There is a neighborhood at the far eastern end of Nantucket called Codfish Park. Most of the cottages here are tiny — cozy, a realtor might say — shingles situated right in the sand. Codfish Park began its life as a public beach, a place that virtually washed away in the October Gale of 1841. By the 1880s, sand accreted, the beach built back up. I give tours of this area to visitors and it is hard for them to imagine that there was a time where there was no there there. You live along the shoreline long enough and you begin to understand that the sea isn’t always going to stay on its side of the line.

Almost as quickly as the beach built up, the fishermen did, too. They built fishing shacks, dory barns, drying racks for their salt cod. Later came bathhouses for people who visited the island to enjoy sea bathing. By the 1920s, this cluster of shacks was transformed into a tidy village. The Town of Nantucket held the land in public trust, but also put down sidewalks, street lights, and allowed folks in the Park to hook up to Town water.

Why?

The people who lived in waterfront Codfish Park were integral to the island’s burgeoning tourist industry. They were livery drivers, domestic workers, cooks, ice men, street sweepers, groundkeepers, nannies, and laundresses. The island needed them to function. They came from the Caribbean, Cape Verde Islands, Azores, Portugal, Ireland, the mainland, and even Edgartown.

Today, there is no undesirable place to live on Nantucket. Homes in Codfish Park easily go for over a million dollars. There were two rows of houses that have disappeared since the 1950s, some have been moved further and further back or to other parts of Nantucket, others have been foremoved by the ocean. There is a video that was taken of a house swept out to sea by the No Name Storm, it took only three minutes before the ocean split the house in two. Curtains billowed out the broken windows.

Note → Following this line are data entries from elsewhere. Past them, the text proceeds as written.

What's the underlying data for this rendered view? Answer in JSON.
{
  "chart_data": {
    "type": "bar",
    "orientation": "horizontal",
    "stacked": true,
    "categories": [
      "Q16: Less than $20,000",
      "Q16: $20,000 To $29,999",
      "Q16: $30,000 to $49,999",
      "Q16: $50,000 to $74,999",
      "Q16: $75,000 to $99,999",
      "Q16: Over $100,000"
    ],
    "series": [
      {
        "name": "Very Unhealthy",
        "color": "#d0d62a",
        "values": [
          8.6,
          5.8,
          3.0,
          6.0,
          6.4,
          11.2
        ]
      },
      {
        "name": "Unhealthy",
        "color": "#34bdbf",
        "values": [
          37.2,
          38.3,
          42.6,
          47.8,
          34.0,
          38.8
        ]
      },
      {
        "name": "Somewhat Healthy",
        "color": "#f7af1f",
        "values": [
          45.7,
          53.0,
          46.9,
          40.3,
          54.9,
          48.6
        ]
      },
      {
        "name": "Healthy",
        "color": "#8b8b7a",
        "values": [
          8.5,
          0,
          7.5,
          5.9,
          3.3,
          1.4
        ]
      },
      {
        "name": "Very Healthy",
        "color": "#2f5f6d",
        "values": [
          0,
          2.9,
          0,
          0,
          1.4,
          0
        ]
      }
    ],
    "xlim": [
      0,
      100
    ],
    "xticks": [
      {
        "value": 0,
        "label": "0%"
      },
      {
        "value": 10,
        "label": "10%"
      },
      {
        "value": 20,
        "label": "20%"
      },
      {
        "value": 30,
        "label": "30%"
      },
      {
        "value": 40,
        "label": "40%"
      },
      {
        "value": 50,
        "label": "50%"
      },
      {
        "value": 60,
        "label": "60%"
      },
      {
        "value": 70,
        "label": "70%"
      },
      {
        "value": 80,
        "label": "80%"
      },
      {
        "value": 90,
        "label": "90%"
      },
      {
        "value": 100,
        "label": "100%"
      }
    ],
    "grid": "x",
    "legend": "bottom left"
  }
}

As the Codfish Park residents were squatters on what had been a public beach, they didn’t hold title to their land. This situation was not dissimilar to the Dune Shacks of the Peaked Hill Bars Historic District, over in Provincetown. The Town of Nantucket eventually dissolved the trust that held the Codfish Park beach cottages in 1993 by a vote of the town meeting body.

This legal limbo that many residents were in makes Codfish Park a challenge for anybody who wants to make sense of the past. The folks who lived here were not in the society pages. They rarely show up in the printed record at all. Even the buildings they lived in moved around, out of harm’s way as the tide inched ever closer.

But they mattered. They still matter.

It was on a recent tour that I was explaining all this to a visitor. They said, “Don’t you think the islanders need the tourists just as much as the tourists need you?”

I guess that’s the big question. All I know is, at the end of that tour, I needed a swim. Luckily, the ocean was right across the street.